“嘿,娜塔,”我打了个招呼。她在鱼和沙拉之间徘徊良久。最终,她却只拿了一盒酸奶和一个苹果。
“嗨,”她回应道。“周末过得怎么样?”她又拿了一个勺子和一瓶水。
“没什么意思。就打打游戏,为周二的历史考试临时抱佛脚。你总以为这周有试演,课业会减轻吧。”
“事实上我们的课业一直到四月份都会很繁重。”
“好极了。”她在一张桌子旁做了下来,我拉开了她对面的椅子坐下。“艾米最近怎么样?”我问道,手抓了抓后颈。听起来我真像是这世界上最怂的怂包。
“她看起来还行吧。压力挺大的,但还行。”她抿了一口水。“你知道的,你可以去问她。我以为你俩又经常聊天了。”
“确实如此。”这是真的,我们确实在某种程度上停止冷战了,但这种状态很痛苦:我待在她身边的时间越长,我对她的思念就越深,我就越没法向她吐露心声。
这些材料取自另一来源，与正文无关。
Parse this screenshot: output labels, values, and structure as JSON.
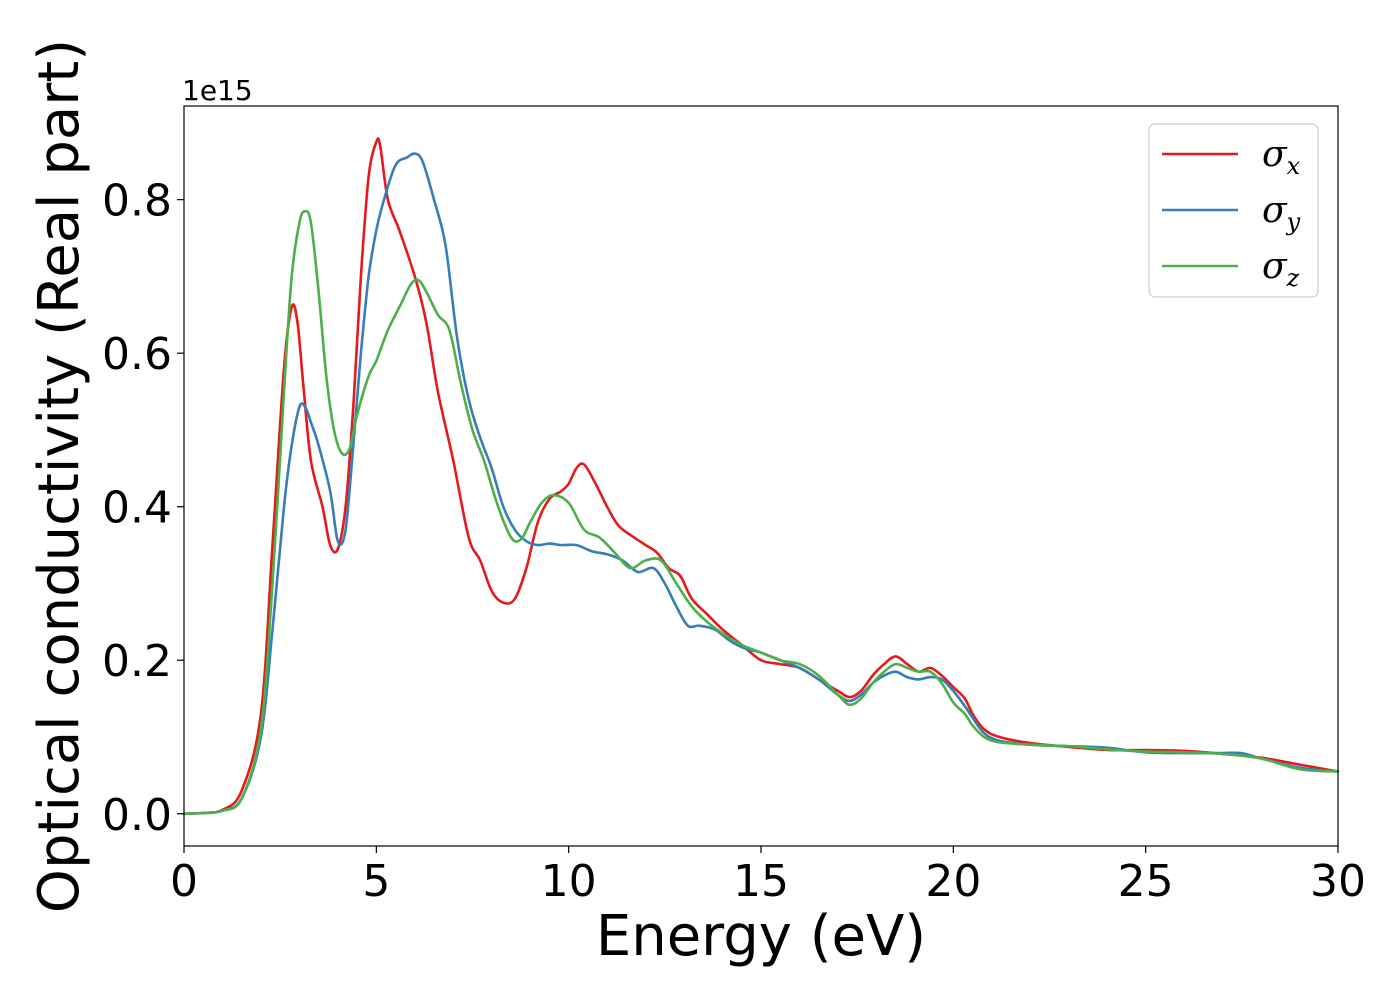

“唔。”娜塔咬了一口苹果。她没有再说什么。我不知道艾米有没有告诉她我们自那个暑假之后就一直关系冷淡。我也不会问她。艾米完全可以和她说的,而且也应该和她说,但我不想引起流言蜚语,而且如果艾米不想说,我也绝不会去散播任何话。
娜塔似乎又沉浸到她自己的小小世界里去了。她长长的金发随意地披在肩上,而她自己甚至都没有察觉到她正在用脚打着节拍。她一定又开始在脑海里复习她的舞蹈动作了。
我清了清嗓子。“艾米有没有说过……?”我又停住了,向娜塔打听艾米的事情好像是个错误。“算了。”
娜塔像是听出了我的潜台词,她点点头,表示同意。她看着我说:“艾米很想念你。我知道她很想念你,”她说得很小声,我都不太确定我有没有听清楚她说了什么,然而紧接着,她微微冲我鼓励地一笑。“我不知道你们之间发生了什么,但我敢肯定,一定可以解决的。”
我正准备反驳她,这时她站了起来。“我知道这不关我的事,但我还是想说一句,只有你主动去找她谈,你们的问题才能解决。还有,你俩别再互相躲避了,当你俩是在跳《天鹅湖》呢。”她停顿了一下。“不过千万别在试演之前去打搅她了。这次试演对她很重要。对我们所有人都很重要。”
“我知道。”
“很好。”她又点了点头,然后昂首阔步地走出了食堂。
我深吸了口气,内心充满期待。我一定可以做到的。
我一定可以解决我和艾米之间的问题,正视我和父母之间的问题,打败我的心魔。